Os aglomerados avermelhados são as evidências mais fortes de que a galáxia parou a sua formação estelar há muito tempo. No entanto, a falta de aglomerados azuis sugere que a NGC 1277 nunca cresceu através da fusão com outras galáxias circundantes.
© Hubble/Z. Levay (localização das estrelas vermelhas e azuis na NGC 1277 e NGC 1278)
A imagem acima mostra a localização das estrelas vermelhas e das estrelas azuis que dominam os aglomerados globulares nas galáxias NGC 1277 e NGC 1278. Mostra que a NGC 1277 é dominada por aglomerados globulares antigos e vermelhos. Isto é evidência de que a galáxia NGC 1277 parou de fazer estrelas novas há bilhões de anos atrás, em comparação com a NGC 1278, que tem mais aglomerados estelares jovens e azulados.
Em contraste, a nossa Via Láctea contém aproximadamente 180 aglomerados globulares azuis e vermelhos. Isto deve-se em parte ao fato de que a Via Láctea continua a canibalizar galáxias que passam demasiado perto no nosso Grupo Local de algumas dúzias de galáxias pequenas.
A NGC 1277 vive num ambiente marcadamente diferente. Situa-se perto do centro do aglomerado de galáxias Perseu, com mais de 1.000 galáxias, a 240 milhões de anos-luz de distância. Mas a NGC 1277 move-se tão depressa através do aglomerado, a 3,2 milhões de quilômetros por hora, que não consegue fundir-se com outras galáxias para recolher estrelas ou para puxar gás para alimentar a sua formação estelar.
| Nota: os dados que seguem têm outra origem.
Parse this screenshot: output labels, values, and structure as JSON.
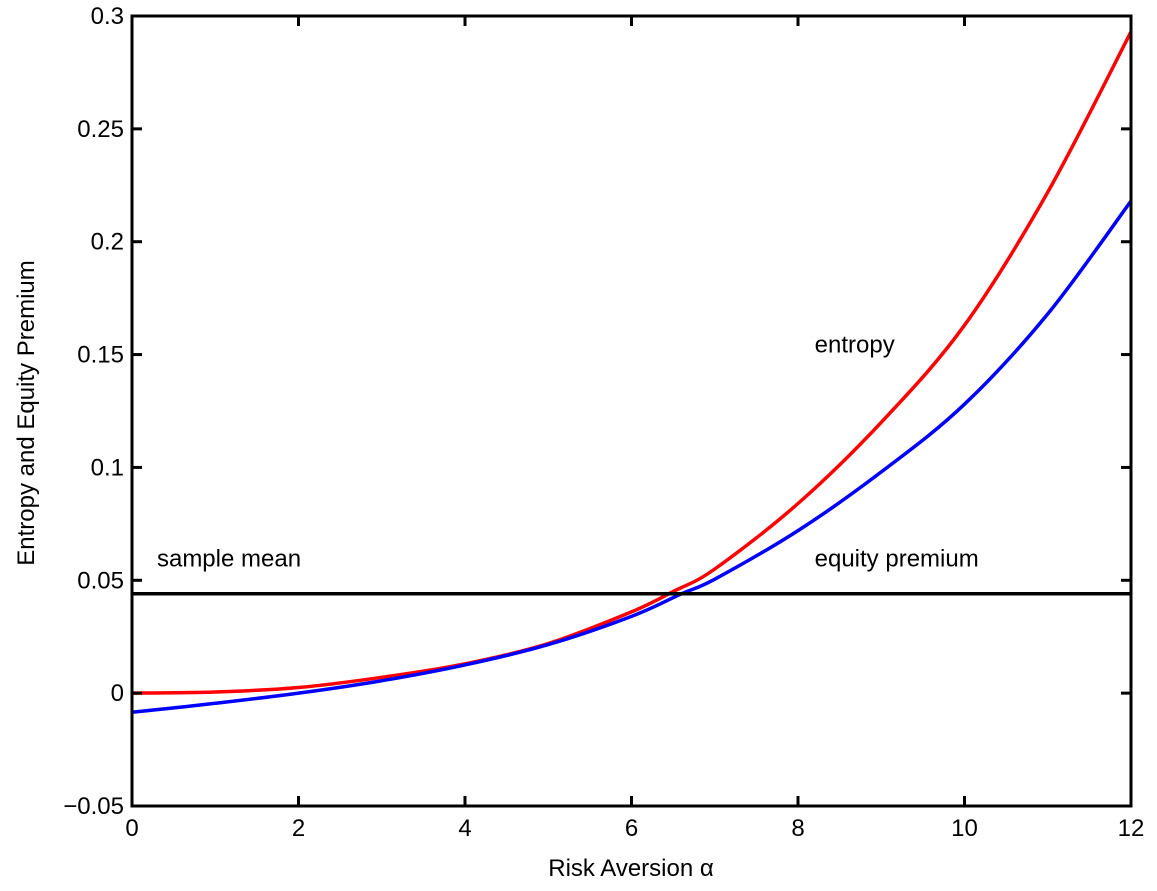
{
  "chart_data": {
    "type": "line",
    "xlabel": "Risk Aversion α",
    "ylabel": "Entropy and Equity Premium",
    "xlim": [
      0,
      12
    ],
    "ylim": [
      -0.05,
      0.3
    ],
    "x_ticks": [
      0,
      2,
      4,
      6,
      8,
      10,
      12
    ],
    "x_tick_labels": [
      "0",
      "2",
      "4",
      "6",
      "8",
      "10",
      "12"
    ],
    "y_ticks": [
      -0.05,
      0,
      0.05,
      0.1,
      0.15,
      0.2,
      0.25,
      0.3
    ],
    "y_tick_labels": [
      "−0.05",
      "0",
      "0.05",
      "0.1",
      "0.15",
      "0.2",
      "0.25",
      "0.3"
    ],
    "grid": false,
    "series": [
      {
        "color": "#ff0000",
        "x": [
          0,
          1,
          2,
          3,
          4,
          5,
          6,
          6.5,
          7,
          8,
          9,
          10,
          11,
          12
        ],
        "y": [
          0,
          0.0005,
          0.0025,
          0.007,
          0.013,
          0.022,
          0.036,
          0.045,
          0.055,
          0.084,
          0.12,
          0.163,
          0.222,
          0.293
        ]
      },
      {
        "color": "#0000ff",
        "x": [
          0,
          1,
          2,
          3,
          4,
          5,
          6,
          6.6,
          7,
          8,
          9,
          10,
          11,
          12
        ],
        "y": [
          -0.0085,
          -0.0045,
          0,
          0.0055,
          0.0125,
          0.0215,
          0.034,
          0.044,
          0.0505,
          0.072,
          0.098,
          0.128,
          0.168,
          0.218
        ]
      },
      {
        "color": "#000000",
        "x": [
          0,
          12
        ],
        "y": [
          0.044,
          0.044
        ]
      }
    ],
    "annotations": [
      {
        "text": "entropy",
        "x": 8.2,
        "y": 0.151
      },
      {
        "text": "equity premium",
        "x": 8.2,
        "y": 0.056
      },
      {
        "text": "sample mean",
        "x": 0.3,
        "y": 0.056
      }
    ]
  }
}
Além disso, perto do centro do aglomerado de galáxias, o gás intergaláctico é tão quente que não consegue arrefecer para condensar e formar estrelas.
A equipe começou a procurar galáxias neste estado no levantamento SDSS (Sloan Digital Sky Survey) e encontrou 50 galáxias compactas massivas. Usando uma técnica semelhante, mas numa amostra diferente, a NGC 1277 foi identificada como única, pois possui um buraco negro central que é muito mais massivo do que deveria ser para uma galáxia deste tamanho. Isto reforça o cenário de que o buraco negro supermassivo e o centro denso da galáxia cresceram simultaneamente, mas a população estelar da galáxia parou de crescer e de se expandir porque não tinha material do exterior.
O futuro telescópio espacial James Webb da NASA (com lançamento previsto para 2019) permitirá aos astrônomos medir os movimentos dos aglomerados globulares na NGC 1277. Isto proporcionará a primeira oportunidade de medir a quantidade de matéria escura que a galáxia primordial contém.
Os resultados foram publicados na revista científica Nature.